Donald December 04, 2012 at 11:03 PM
Actually, it is the foregoing poster that may require some assistance in understanding the "Independent Payment Advisory Board." Independent, nonpartisan PolitiFact considered similarly deceptive claims made by rejected presidential candidate Mitt Romney and, after a detailed analysis, concluded such assertions are "mostly false," saying: "OUR RULING When Romney was talking about the Independent Payment Advisory Board and Medicare, he said, Barack Obama 'put in place a board that can tell people ultimately what treatments they're going to receive.' He avoided the more inaccurate and harsher wording of some other critics, who have falsely described the board as 'rationing' care. But Romney’s claim can leave viewers with the impression that the board will sit around a table and talk about whether grandpa can get his bypass or not, and that’s not the case. The board can reduce how much the government pays health care providers for services, reduce payments to hospitals with very high rates of re-admissions or recommend innovations that cut wasteful spending. And there are questions about whether that could lead to different treatment decisions, but Romney's comments give a misleading impression. We rate his statement Mostly False." By the way, it was Paul Ryan -- whose moral muse regarding an individual's rights is Ayn Rand -- who similarly suggested cutting more than $700 billion from Medicare payments made to health-care providers and hospitals.
Eggs-n-Toast December 04, 2012 at 11:49 PM
Well Said Christopher! Well said.
Monk December 05, 2012 at 03:32 PM
Boldly and courageously seize control of your own life ... and commit suicide? It still sounds like an acceptance of failure or hopelessness. Kate is right. There is nothing to prevent a person from committing suicide at present. So, why is legislation being proposed? And there is certainly no call for bringing suicide under the aegis of healthcare.
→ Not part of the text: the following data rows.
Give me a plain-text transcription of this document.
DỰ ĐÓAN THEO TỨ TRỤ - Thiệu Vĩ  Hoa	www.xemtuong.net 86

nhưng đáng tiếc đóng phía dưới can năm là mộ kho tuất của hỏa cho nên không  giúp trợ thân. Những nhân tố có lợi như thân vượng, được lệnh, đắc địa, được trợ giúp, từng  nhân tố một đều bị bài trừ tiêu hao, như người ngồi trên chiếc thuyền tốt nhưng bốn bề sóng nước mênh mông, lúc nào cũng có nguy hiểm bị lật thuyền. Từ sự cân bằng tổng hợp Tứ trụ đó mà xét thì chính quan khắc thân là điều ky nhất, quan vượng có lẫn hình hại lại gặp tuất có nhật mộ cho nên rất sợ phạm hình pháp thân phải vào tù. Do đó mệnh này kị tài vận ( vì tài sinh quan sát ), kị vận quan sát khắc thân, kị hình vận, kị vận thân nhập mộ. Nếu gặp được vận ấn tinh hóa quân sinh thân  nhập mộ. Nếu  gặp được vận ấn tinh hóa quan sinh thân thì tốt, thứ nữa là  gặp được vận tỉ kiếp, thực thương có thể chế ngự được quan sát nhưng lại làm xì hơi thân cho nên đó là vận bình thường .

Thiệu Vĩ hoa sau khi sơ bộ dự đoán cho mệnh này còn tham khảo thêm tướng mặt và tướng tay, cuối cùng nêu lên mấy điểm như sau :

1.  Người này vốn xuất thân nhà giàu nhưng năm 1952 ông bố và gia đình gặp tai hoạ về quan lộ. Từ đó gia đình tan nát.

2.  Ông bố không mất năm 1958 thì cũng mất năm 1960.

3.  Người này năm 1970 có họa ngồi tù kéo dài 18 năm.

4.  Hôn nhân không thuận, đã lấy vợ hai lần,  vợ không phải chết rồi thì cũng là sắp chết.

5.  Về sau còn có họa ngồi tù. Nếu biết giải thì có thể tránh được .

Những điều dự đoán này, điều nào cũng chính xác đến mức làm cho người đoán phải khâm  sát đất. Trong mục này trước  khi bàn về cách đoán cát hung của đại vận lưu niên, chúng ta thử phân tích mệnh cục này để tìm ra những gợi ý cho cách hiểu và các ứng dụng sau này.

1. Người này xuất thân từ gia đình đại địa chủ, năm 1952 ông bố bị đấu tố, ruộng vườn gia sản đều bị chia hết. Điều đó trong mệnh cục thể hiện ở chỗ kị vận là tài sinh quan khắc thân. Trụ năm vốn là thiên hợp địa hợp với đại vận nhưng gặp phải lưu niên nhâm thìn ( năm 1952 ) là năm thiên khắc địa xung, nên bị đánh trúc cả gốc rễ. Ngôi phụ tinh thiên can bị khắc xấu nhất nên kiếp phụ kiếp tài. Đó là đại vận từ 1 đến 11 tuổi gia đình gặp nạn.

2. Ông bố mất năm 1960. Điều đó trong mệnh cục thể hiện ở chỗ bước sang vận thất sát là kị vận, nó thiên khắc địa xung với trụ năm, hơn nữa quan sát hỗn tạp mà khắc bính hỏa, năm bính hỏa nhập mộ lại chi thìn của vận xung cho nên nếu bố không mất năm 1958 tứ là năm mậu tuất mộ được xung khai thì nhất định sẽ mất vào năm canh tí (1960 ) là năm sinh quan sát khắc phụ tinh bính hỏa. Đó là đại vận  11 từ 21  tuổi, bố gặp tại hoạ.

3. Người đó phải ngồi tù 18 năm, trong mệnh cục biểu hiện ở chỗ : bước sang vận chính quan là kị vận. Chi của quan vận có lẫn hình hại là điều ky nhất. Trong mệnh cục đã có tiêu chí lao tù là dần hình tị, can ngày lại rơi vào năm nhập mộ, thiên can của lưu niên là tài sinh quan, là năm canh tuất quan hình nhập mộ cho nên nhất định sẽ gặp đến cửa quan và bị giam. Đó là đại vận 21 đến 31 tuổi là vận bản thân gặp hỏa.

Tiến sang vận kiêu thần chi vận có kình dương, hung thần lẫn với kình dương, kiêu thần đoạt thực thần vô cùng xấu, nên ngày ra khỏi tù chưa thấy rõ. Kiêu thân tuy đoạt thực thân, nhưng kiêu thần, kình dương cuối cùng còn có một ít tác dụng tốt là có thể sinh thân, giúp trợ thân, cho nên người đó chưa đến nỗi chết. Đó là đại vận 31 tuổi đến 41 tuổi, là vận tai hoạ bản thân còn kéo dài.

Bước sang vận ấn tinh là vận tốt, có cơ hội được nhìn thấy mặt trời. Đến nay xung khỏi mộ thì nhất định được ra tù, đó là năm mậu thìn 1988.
Bill December 05, 2012 at 03:54 PM
@ Monk - failure ? How is dieing a failure ? Everyone dies. Some of us just don't think laying around for months ( or years) pumped up on pain meds is any way to live waiting for the inevitable. I certainly hope you are never in the situation to go through it, or watch someone go through it. But you might have a different opinion if you do. "There is nothing to prevent a person from committing suicide at present" Really ? Announce your plans to commit suicide and see what happens. Or have a family member sitting by (maybe to comfort you in your last moments) while you do it and see the legal nightmare they end up in afterwards.
Katy Lake December 05, 2012 at 04:05 PM
Monk is correct, and he says it well. Suicide is an admission of failure, except for the mentally ill, who at least have an excuse. The suiciders who want to kill sick people usually have an ulterior motive. Many times it's to get their hands on the sick person's money (they consider it to be a "waste" if you spend your own money staying alive), or they're truly lunatics and think that people are a cancer on Mother Earth and the fewer of them, the better. Of course, they never, ever, EVER volunteer to remove themselves from the planet. It's always someone else they say needs to die, and the sooner the better. They are different from the mentally ill who for emotional reasons commit suicide - but they are unhinged, nonetheless.
Steve December 05, 2012 at 04:09 PM
Christopher is right. He says it better.